Il grande rivoluzionario sovietico era morto da tre anni quando Ivan Leonidov, nel 1927, si laureava con una tesi avente come tema la realizzazione dell’Istituto Lenin sulle colline dei Passeri a Mosca.

Il relatore era Aleksandr Vesnin che fu il primo a capire le potenzialità del giovane Architetto e la tesi fu da subito molto apprezzata tanto da essere selezionata per una mostra di architettura a Mosca insieme alla torre di Tatlin e al padiglione Parigino di Melnikov.

Come ogni grande artista, Leonidov creò un suo vocabolario di forme che sviluppò e potenziò cristallizzando questi elementi in soluzioni architettoniche ardite.

L’interazione spaziale e l’intersezione di semplici corpi geometrici in un sistema di tre ortogonali era il campo applicativo preferito da Leonidov e, sarà proprio nella sua tesi, che queste tematiche raggiungeranno la massima espressione; più edifici, divisi in volumi separati posizionati lungo gli assi principali X-Y, si raccordavano intorno ad una grande sfera sollevata dal suolo, in una apparente semplicità che, contrapposta alla dinamica tridimensionale e al movimento centrifugo, era capace di determinare una composizione architettonica di straordinaria raffinatezza.

Il complesso era costituito da una torre (biblioteca per 15 milioni di volumi), da bassi edifici a piastra (spazi di lavoro e lettura) e da una costruzione sferica (librata nell’aria) che doveva essere un auditorium per 4000 persone; l’istituto era collegato alla città mediante una sopraelevata che, oltre a permettergli di superare il fiume ne enfatizzava il concetto di movimento.

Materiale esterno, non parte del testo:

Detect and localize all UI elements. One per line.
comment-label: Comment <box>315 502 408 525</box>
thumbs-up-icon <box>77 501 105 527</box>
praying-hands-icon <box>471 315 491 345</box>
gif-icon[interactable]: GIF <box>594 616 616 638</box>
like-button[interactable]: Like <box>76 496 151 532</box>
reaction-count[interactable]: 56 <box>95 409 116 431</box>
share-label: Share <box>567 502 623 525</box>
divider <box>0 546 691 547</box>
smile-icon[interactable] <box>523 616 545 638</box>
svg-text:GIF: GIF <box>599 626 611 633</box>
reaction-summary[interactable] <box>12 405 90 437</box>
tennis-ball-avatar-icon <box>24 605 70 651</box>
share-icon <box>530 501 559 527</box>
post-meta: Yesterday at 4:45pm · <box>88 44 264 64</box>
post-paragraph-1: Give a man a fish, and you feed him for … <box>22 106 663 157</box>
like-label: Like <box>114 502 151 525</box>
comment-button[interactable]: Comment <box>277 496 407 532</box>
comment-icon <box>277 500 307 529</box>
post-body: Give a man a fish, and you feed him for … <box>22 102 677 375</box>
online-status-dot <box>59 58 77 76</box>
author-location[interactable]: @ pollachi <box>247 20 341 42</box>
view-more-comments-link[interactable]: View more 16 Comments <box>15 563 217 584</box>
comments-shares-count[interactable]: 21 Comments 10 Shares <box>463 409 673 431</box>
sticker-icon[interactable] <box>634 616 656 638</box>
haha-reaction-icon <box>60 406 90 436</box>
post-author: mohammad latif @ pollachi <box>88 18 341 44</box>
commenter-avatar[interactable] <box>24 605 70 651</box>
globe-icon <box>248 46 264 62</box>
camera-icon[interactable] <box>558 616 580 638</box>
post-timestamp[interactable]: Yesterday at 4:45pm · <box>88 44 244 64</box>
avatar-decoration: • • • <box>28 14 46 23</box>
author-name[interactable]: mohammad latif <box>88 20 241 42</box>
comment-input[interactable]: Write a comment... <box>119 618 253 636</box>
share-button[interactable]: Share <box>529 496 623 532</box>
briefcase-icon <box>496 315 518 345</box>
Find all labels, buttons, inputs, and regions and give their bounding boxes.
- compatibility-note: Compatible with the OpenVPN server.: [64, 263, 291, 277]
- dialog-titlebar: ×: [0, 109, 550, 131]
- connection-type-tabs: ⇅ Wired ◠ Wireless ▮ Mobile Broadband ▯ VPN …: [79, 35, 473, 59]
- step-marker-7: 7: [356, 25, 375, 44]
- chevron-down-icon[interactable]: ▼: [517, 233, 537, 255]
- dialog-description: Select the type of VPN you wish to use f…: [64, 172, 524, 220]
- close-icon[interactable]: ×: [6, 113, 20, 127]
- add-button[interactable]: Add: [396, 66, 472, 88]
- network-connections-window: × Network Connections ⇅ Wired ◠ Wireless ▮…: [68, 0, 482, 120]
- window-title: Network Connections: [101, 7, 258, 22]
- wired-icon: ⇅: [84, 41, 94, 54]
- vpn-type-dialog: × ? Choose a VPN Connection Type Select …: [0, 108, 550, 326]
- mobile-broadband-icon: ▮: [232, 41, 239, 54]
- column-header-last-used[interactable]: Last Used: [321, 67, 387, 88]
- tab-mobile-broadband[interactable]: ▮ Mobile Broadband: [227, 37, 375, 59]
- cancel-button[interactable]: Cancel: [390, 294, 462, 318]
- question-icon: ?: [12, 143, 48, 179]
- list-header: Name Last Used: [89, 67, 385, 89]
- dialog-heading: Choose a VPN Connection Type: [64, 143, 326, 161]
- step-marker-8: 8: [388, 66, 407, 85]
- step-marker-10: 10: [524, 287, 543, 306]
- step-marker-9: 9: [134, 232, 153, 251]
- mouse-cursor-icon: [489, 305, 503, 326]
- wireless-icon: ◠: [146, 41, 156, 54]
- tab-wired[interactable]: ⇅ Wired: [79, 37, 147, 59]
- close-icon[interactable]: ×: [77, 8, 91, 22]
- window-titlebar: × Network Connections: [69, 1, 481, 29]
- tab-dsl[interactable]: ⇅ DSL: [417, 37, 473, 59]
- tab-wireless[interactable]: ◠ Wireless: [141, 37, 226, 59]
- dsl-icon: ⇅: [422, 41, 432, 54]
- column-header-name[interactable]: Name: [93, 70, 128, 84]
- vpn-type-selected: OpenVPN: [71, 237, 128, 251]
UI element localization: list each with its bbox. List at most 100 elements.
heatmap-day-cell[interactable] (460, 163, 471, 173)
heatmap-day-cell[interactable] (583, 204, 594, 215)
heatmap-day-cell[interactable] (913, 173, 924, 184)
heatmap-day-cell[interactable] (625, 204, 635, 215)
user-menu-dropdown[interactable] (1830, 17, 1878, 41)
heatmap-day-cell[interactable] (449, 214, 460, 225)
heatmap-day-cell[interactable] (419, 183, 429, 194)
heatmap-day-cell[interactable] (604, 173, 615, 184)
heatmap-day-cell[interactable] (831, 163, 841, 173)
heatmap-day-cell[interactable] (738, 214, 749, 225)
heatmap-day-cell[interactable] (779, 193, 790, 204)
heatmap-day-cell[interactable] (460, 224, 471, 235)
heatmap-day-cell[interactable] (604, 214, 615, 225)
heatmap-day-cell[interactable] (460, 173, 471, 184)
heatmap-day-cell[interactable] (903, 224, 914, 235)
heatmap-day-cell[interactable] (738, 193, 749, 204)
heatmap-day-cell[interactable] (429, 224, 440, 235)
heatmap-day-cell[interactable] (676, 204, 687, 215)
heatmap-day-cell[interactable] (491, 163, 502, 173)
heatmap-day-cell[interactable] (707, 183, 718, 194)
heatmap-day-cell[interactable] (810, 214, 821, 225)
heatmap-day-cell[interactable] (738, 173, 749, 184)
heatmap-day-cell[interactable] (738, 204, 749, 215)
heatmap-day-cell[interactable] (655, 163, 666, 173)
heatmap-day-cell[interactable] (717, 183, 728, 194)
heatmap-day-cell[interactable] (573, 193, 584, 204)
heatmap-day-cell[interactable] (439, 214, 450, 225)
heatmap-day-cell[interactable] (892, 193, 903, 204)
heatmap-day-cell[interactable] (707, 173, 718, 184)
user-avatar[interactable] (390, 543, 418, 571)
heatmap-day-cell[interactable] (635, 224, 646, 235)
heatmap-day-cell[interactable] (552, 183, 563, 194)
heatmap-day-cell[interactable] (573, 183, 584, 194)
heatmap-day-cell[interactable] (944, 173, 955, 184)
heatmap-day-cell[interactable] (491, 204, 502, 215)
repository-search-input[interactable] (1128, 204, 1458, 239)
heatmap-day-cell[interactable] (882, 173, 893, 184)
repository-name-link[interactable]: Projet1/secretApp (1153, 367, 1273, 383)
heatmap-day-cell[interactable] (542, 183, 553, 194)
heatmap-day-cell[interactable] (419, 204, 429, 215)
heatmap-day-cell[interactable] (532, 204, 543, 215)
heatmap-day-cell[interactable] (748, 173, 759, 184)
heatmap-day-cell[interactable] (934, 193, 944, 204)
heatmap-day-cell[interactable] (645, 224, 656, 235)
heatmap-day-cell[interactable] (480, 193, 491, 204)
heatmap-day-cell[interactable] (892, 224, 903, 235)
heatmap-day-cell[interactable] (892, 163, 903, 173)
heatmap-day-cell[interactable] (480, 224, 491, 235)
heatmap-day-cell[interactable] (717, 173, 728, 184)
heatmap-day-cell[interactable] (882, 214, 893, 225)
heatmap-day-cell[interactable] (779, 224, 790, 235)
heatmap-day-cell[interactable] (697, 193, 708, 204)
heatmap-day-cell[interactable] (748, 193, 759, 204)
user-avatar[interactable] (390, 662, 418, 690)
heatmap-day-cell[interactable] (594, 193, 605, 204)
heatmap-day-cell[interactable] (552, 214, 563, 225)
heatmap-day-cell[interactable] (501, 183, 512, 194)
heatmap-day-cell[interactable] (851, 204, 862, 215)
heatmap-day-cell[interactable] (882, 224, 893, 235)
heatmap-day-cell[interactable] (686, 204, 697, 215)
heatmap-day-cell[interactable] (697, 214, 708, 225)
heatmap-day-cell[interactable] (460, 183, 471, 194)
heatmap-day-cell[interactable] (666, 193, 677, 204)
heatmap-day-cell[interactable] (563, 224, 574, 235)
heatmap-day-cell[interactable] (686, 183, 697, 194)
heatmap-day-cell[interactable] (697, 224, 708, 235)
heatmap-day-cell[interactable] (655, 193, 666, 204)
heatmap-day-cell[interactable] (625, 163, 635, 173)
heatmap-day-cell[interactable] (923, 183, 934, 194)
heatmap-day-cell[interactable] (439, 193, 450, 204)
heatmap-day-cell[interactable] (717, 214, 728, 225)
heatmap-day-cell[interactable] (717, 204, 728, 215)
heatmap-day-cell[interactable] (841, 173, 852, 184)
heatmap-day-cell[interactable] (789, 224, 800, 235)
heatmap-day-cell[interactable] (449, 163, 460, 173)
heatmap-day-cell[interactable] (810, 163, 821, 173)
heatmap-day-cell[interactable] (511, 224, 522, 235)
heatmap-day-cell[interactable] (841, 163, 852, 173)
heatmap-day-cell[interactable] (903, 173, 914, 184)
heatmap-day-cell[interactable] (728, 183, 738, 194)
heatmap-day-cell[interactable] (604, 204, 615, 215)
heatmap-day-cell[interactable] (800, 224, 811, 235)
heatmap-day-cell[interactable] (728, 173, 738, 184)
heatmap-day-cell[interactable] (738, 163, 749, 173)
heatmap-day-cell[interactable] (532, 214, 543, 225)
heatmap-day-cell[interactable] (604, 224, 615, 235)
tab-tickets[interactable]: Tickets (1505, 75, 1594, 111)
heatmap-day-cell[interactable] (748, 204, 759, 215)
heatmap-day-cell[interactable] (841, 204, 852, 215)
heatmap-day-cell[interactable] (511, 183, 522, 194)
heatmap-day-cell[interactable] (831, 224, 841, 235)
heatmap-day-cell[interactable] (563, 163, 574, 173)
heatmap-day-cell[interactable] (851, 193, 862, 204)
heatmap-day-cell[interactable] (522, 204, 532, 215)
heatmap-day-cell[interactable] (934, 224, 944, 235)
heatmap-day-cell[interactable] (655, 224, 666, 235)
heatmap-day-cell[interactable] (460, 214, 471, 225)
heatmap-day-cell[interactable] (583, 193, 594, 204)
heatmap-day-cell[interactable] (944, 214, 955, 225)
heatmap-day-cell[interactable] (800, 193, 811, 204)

L’aspirazione a dominare le forze di gravità e a conquistare lo spazio aereo architettonico era il credo che Leonidov non abbandonerà mai e questo impegno a proiettarsi verso il cielo e l’eternità, dal profondo significato simbolico, sarà la base del suo sogno.

Nel 1930, e a soli 28 anni di età, il VKhUTEIN organizzò in un dibattito sulla figura di Leonidov: il suo lavoro fu oggetto di critiche offensive e fu tacciato di essere un “sognatore di carta” che aveva perso il contatto con la realtà e un “pedagogo senza futuro” che poteva avere un’influenza dannosa sulla formazione dei futuri architetti. 

La sua capacità di sognare resta li a dimostrarci la grande impresa che svolse in tutta la sua vita: creò moltissimo, oltre a suggerire molto agli altri. Pochi architetti hanno ottenuto di più.